Abstract:Within the context of general relativity we study in a fully covariant way the so-called Euler-Maxwell system of equations. In particular, on decomposing the aforementioned system into its 1 temporal and 1+2 spatial components at the ideal magnetohydrodynamic limit, we bring it in a simplified form which favors physical insight to the problem of a self--gravitating, magnetised fluid. Of special interest is the decomposition of Faraday's law which leads to a general relation governing the evolution of the magnetic field during the motion of the highly conducting fluid. According to the latter relation, the magnetic field generally grows or decays according to the inverse cube of the scale factor--associated with the continuous contraction or expansion of the fluid respectively.

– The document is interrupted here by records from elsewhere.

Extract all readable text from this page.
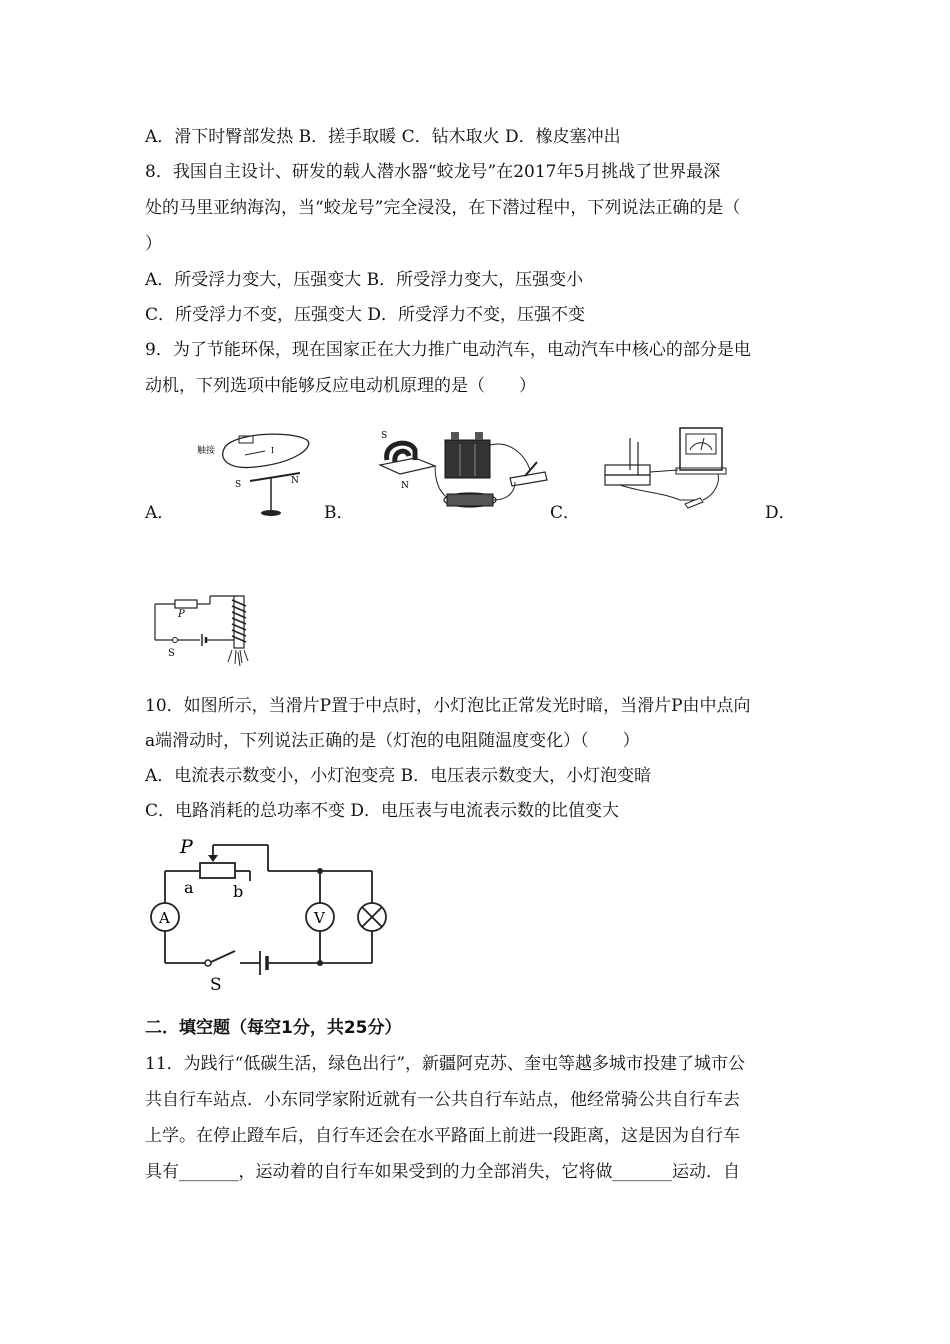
A．滑下时臀部发热 B．搓手取暖 C．钻木取火 D．橡皮塞冲出
8．我国自主设计、研发的载人潜水器“蛟龙号”在2017年5月挑战了世界最深
处的马里亚纳海沟，当“蛟龙号”完全浸没，在下潜过程中，下列说法正确的是（
）
A．所受浮力变大，压强变大 B．所受浮力变大，压强变小
C．所受浮力不变，压强变大 D．所受浮力不变，压强不变
9．为了节能环保，现在国家正在大力推广电动汽车，电动汽车中核心的部分是电
动机，下列选项中能够反应电动机原理的是（　　）
触接	I
S	N
A．
S
N
B．	C．	D．
P
S
10．如图所示，当滑片P置于中点时，小灯泡比正常发光时暗，当滑片P由中点向
a端滑动时，下列说法正确的是（灯泡的电阻随温度变化）（　　）
A．电流表示数变小，小灯泡变亮 B．电压表示数变大，小灯泡变暗
C．电路消耗的总功率不变 D．电压表与电流表示数的比值变大
A	V
P
a b
S
二．填空题（每空1分，共25分）
11．为践行“低碳生活，绿色出行”，新疆阿克苏、奎屯等越多城市投建了城市公
共自行车站点．小东同学家附近就有一公共自行车站点，他经常骑公共自行车去
上学。在停止蹬车后，自行车还会在水平路面上前进一段距离，这是因为自行车
具有_______，运动着的自行车如果受到的力全部消失，它将做_______运动．自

The result in question, which has remarkable implications for the motion of the whole fluid, is subsequently applied to homogeneous (anisotropic-magnetised) cosmological models--especially to the Bianchi I case--as well as to the study of homogeneous and anisotropic gravitational collapse in a magnetised environment. Concerning the cosmological application, we derive the evolution equations of Bianchi I spacetime permeated by large--scale magnetic fields. As for the application in astrophysics, our results point out the crucial role of the electric Weyl curvature (associated with tidal forces) and the magnetic energy density in determining the fate of gravitational implosion.